Hi all, I wet shave some time but with working etc need a decent electric shaver for the face. I recently got one but feel my facial hair is to coarse for it to be effective. In short its naff.

Philips Shaver Series 3000 with Lift and Cut Blades PT720/17: Amazon.co.uk: Health & Personal Care

The above is the one I have which I don't like. Any ideas or suggestions?


----------



## M4D YN (Nov 24, 2007)

Seems a very good deal,i prefer the way Braun do there foils though and hear lots of folk using this type also though :thumb:


----------



## Caledoniandream (Oct 9, 2009)

Try Braun / Remmington with the foil, never liked the Phillips.
However if you are used to wet shaving you feel comfortable with an electric shaver for quite a while.
But it's easier to get used to a foil than the rotating pull on your face Phillips.


----------



## goldenpirate (Jan 14, 2016)

Caledoniandream said:


> Try Braun / Remmington with the foil, never liked the Phillips.
> However if you are used to wet shaving you feel comfortable with an electric shaver for quite a while.
> But it's easier to get used to a foil than the rotating pull on your face Phillips.


Defo agree with this, I often had irritated skin after using the rotating pull and have used two Phillips, neither were that good. Braun 7790CC4 has been my favourite so far.


----------



## Versoman (Jan 6, 2006)

another vote for the braun 790c tried a few and this is worth every penny
comes out the clean an renew system like a new shaver every use

also works well on sensitive skin although mines not getting much use as i'm going through the zz top look:lol:


----------



## Titanium Htail (Mar 24, 2012)

Just bought a Remmington on offer at Sainsbury, from £100 to £40 works very well.

John Tht.


----------



## MagpieRH (May 27, 2014)

I've had a few electric shavers, all Phillips I think and not that impressed with them.
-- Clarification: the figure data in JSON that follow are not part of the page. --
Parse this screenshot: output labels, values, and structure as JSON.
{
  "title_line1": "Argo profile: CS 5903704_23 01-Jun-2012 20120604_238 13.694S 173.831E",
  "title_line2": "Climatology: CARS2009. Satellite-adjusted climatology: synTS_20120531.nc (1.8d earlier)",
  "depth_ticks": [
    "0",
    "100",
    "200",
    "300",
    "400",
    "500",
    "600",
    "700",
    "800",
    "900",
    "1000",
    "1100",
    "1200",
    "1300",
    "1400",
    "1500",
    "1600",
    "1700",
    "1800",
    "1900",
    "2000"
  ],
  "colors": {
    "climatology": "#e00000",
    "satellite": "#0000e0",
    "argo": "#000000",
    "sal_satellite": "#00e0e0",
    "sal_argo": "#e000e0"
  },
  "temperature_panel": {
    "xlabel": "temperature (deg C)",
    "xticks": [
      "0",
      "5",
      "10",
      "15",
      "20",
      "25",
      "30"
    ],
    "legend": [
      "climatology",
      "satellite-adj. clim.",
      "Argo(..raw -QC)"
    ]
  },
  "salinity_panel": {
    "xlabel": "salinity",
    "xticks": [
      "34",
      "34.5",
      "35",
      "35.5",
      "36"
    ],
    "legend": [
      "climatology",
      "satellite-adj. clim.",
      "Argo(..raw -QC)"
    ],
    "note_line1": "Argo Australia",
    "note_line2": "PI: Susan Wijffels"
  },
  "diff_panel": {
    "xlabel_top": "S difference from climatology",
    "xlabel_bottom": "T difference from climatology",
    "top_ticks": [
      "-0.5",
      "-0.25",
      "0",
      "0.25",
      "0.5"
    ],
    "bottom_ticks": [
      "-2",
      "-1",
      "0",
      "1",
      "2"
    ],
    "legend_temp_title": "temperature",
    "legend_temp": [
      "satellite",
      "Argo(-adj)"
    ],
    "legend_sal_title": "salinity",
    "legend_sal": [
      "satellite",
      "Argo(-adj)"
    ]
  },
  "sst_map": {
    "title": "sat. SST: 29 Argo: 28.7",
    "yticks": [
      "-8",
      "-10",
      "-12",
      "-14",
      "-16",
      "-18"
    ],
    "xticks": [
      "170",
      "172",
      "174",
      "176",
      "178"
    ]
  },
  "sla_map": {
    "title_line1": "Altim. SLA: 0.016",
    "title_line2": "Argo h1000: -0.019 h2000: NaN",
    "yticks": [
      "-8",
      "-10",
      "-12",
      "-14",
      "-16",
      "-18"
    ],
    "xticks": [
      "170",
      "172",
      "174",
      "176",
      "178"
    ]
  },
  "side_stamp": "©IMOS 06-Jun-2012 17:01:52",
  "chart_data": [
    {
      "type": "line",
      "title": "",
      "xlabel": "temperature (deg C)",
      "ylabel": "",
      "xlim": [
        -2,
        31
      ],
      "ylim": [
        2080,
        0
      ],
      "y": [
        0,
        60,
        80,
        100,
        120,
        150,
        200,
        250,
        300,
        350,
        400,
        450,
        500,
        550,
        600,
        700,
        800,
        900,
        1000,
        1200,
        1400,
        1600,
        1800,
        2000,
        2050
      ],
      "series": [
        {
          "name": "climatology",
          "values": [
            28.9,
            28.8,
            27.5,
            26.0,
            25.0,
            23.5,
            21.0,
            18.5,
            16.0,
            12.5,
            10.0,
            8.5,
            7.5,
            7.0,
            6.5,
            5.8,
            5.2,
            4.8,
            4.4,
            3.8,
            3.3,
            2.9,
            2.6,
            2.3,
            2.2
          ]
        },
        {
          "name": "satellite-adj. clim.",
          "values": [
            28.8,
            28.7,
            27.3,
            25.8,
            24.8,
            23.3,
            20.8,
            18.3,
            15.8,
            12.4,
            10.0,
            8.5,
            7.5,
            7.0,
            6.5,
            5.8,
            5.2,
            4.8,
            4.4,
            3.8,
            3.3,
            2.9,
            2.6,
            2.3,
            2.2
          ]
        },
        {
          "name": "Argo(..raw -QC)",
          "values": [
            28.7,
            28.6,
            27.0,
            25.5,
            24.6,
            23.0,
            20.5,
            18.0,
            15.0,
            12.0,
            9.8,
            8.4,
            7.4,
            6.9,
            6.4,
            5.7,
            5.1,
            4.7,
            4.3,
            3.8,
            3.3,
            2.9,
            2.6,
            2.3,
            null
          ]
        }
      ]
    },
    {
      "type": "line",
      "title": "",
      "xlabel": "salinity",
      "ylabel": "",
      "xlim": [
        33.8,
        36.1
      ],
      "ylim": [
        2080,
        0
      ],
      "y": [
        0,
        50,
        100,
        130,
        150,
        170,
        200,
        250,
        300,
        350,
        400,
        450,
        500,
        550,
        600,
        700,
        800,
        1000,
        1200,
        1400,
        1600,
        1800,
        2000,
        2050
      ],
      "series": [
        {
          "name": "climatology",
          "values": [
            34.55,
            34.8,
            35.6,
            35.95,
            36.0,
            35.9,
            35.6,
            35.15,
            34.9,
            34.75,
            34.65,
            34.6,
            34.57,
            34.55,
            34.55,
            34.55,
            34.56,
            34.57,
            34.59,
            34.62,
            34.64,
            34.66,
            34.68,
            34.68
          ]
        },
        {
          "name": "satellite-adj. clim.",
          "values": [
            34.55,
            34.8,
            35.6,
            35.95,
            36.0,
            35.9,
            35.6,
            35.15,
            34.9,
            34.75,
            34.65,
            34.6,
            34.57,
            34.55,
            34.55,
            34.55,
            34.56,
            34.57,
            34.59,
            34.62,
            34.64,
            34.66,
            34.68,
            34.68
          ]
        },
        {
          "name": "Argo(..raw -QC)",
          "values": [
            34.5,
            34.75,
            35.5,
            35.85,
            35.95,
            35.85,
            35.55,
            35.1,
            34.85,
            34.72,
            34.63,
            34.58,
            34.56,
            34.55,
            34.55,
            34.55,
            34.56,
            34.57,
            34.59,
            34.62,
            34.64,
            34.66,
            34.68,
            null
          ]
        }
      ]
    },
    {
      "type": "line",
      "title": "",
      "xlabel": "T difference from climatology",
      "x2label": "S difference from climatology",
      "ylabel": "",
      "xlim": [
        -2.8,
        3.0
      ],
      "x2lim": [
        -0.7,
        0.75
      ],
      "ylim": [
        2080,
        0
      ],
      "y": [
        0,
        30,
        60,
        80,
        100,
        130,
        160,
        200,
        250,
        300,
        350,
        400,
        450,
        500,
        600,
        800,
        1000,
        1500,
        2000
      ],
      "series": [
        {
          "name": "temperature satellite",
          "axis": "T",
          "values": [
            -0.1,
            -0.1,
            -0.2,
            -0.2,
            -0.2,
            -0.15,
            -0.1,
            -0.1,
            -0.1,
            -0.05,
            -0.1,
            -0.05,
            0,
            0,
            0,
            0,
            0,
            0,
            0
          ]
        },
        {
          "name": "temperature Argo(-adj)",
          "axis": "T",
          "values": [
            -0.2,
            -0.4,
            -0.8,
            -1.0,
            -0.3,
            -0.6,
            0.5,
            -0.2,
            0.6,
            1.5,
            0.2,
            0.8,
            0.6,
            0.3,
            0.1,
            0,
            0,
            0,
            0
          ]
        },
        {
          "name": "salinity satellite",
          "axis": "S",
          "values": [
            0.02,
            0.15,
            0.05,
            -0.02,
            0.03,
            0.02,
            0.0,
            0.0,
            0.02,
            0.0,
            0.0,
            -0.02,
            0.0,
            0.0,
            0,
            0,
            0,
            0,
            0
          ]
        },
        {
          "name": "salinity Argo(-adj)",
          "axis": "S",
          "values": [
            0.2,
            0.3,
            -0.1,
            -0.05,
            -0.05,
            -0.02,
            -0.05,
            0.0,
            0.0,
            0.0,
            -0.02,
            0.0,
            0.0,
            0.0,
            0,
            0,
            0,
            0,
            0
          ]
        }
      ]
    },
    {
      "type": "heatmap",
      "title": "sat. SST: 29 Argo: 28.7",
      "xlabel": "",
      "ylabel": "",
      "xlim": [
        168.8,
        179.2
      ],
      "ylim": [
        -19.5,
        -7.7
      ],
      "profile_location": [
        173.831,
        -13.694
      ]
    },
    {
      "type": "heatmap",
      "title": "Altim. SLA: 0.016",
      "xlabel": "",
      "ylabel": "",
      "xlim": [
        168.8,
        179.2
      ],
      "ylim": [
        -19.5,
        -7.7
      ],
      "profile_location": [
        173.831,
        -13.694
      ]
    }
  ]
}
The most recent I have is one of those that can be used wet or dry - the dry doesn't really cut very cleanly or it takes the skin if you press harder, and wet (with foam) it takes just as long as a wet shave, doesn't cut as close and involves much more clean up!

In short, I'm now a safety razor convert - quick shave can be done in 5 minutes, or a really close shave takes about 10 minutes or so.


----------



## wysol2 (Jan 19, 2016)

Braun serie 7 is good but series 9 is better


----------